Nobody was following him. Nobody should have been, at least. That was by his own insistence too. He was out in the cold, unprotected, going through his last week of free movements as had long been agreed upon. He could not attract attention, and he thought that canceling an established speaking tour would launch a signal flare into the blackness.
Or what they hoped was blackness.
She wasn’t allowed to call him, wasn’t allowed to make contact. Just pick him up in Detroit and go from there. All week long, she’d waited as he went from stop to stop, and she’d wanted protection on him the whole time, but it had been refused. The last stop had seemed the safest, though. A small town in Maine, an hour of speaking at some overpriced liberal arts school for kids with Ivy League trust funds but SEC brains. Hardly hostile territory. One night in a hotel on campus, a drive to the Portland International Jetport that morning, then a flight bound for Los Angeles with a layover in Detroit, and in Detroit he would disappear.

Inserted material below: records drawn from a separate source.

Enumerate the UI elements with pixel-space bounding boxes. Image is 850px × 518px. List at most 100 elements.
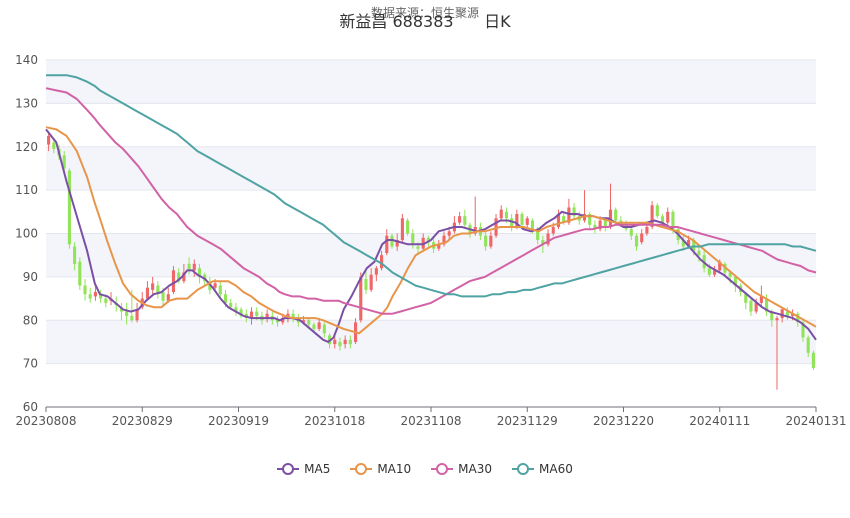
- candle-body: [192, 263, 196, 271]
- candle-body: [765, 298, 769, 312]
- candle-body: [62, 155, 66, 169]
- candle-body: [380, 255, 384, 269]
- candle-body: [588, 213, 592, 225]
- candle-body: [281, 318, 285, 323]
- candle-body: [806, 337, 810, 353]
- legend-ma60-marker: [512, 462, 535, 476]
- y-tick-label: 90: [23, 270, 38, 284]
- candle-body: [775, 318, 779, 321]
- y-tick-label: 60: [23, 400, 38, 414]
- candle-body: [718, 261, 722, 271]
- candle-body: [749, 300, 753, 312]
- ma10-line: [45, 126, 817, 335]
- chart-title: 新益昌 688383 日K: [339, 12, 511, 31]
- candle-body: [78, 261, 82, 286]
- ma30-line: [45, 87, 817, 315]
- candle-body: [338, 341, 342, 347]
- candle-body: [255, 311, 259, 316]
- candle-body: [536, 229, 540, 241]
- x-tick-label: 20230919: [208, 414, 269, 428]
- candle-body: [614, 209, 618, 221]
- candle-body: [629, 229, 633, 236]
- y-tick-label: 70: [23, 357, 38, 371]
- y-tick-label: 130: [15, 96, 38, 110]
- candle-body: [442, 235, 446, 245]
- candle-body: [411, 233, 415, 245]
- candle-body: [364, 279, 368, 290]
- candle-body: [156, 285, 160, 295]
- y-tick-label: 110: [15, 183, 38, 197]
- candle-body: [104, 298, 108, 303]
- y-tick-label: 100: [15, 227, 38, 241]
- candle-body: [645, 226, 649, 234]
- candle-body: [145, 287, 150, 299]
- candle-body: [400, 218, 404, 241]
- candle-body: [520, 213, 524, 225]
- candle-body: [458, 216, 462, 223]
- x-tick-label: 20231018: [304, 414, 365, 428]
- candle-body: [125, 311, 129, 316]
- candle-body: [197, 268, 202, 277]
- candle-body: [93, 292, 97, 297]
- candle-body: [348, 339, 352, 345]
- candle-body: [811, 352, 815, 368]
- candle-body: [551, 226, 555, 234]
- candle-body: [598, 220, 602, 230]
- candle-body: [390, 235, 394, 247]
- candle-body: [47, 135, 51, 145]
- candle-body: [530, 220, 535, 230]
- grid-band: [46, 60, 816, 104]
- candle-body: [171, 270, 176, 293]
- candle-body: [99, 294, 103, 299]
- candle-body: [322, 324, 326, 334]
- candle-body: [567, 207, 571, 223]
- candle-body: [151, 283, 155, 290]
- candle-body: [489, 235, 493, 247]
- candle-body: [671, 211, 675, 230]
- candle-body: [562, 216, 566, 223]
- legend-ma5[interactable]: MA5: [277, 462, 330, 476]
- candle-body: [333, 339, 337, 345]
- candle-body: [416, 246, 420, 249]
- grid-band: [46, 320, 816, 364]
- data-source: 数据来源：恒生聚源: [370, 6, 479, 20]
- legend-ma30[interactable]: MA30: [431, 462, 492, 476]
- candle-body: [463, 216, 467, 225]
- legend-ma10[interactable]: MA10: [350, 462, 411, 476]
- candle-body: [744, 294, 748, 303]
- candle-body: [317, 322, 321, 329]
- candle-body: [229, 302, 233, 308]
- candle-body: [525, 218, 529, 225]
- candle-body: [707, 268, 711, 275]
- candle-body: [515, 213, 519, 227]
- x-tick-label: 20231129: [497, 414, 558, 428]
- candle-body: [572, 207, 576, 217]
- candle-body: [801, 322, 805, 338]
- legend-ma60[interactable]: MA60: [512, 462, 573, 476]
- candle-body: [52, 142, 56, 149]
- candle-body: [447, 231, 451, 236]
- legend-ma5-marker: [277, 462, 300, 476]
- candle-body: [161, 292, 165, 301]
- candle-body: [218, 285, 222, 295]
- candle-body: [655, 205, 659, 217]
- ma5-line: [45, 128, 817, 343]
- candle-body: [395, 240, 399, 247]
- candle-body: [130, 315, 134, 321]
- candle-body: [697, 250, 701, 256]
- legend-ma10-marker: [350, 462, 373, 476]
- candle-body: [343, 339, 347, 345]
- candle-body: [73, 246, 77, 264]
- chart-legend: MA5 MA10 MA30 MA60: [0, 462, 850, 476]
- y-tick-label: 80: [23, 313, 38, 327]
- candle-body: [556, 213, 561, 227]
- candle-body: [275, 320, 280, 323]
- candle-body: [213, 283, 217, 288]
- candle-body: [437, 244, 441, 249]
- candle-body: [692, 240, 696, 251]
- candle-body: [640, 233, 644, 243]
- x-tick-label: 20230808: [15, 414, 76, 428]
- candle-body: [494, 218, 498, 236]
- candle-body: [385, 235, 389, 254]
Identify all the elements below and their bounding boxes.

But the magic trick wouldn’t work if he never stepped onstage. A man who never appeared couldn’t disappear.
Boone left the flight monitors and walked through the lounge, past the sitting area with the crackling electric fire and the dark paneled wood that strove for the feel of an elegant home library in a place where every minute you spent was one more than you wanted to spend, and on out to a row of chairs facing the glass walls that overlooked the concourse. She sat, crossed her legs, sipped her scotch, and stared at the crowds hurrying for the tram.
Two more flights. Two more chances.
If he didn’t walk off one of those planes, she’d have to call it in. If he didn’t walk off one of those planes, there were going to be big problems.
Come on, Doc, she thought. Don’t let me down now. Not so close to the finish line.
She withdrew her secure phone from her purse, pulled up his last message, and read it again, as if it might tell her something she’d missed before.
ASK THE GIRL.
What girl? Ask her what?
Boone put the phone away, swirled her scotch, and silently begged the next flight from Portland to deliver her man.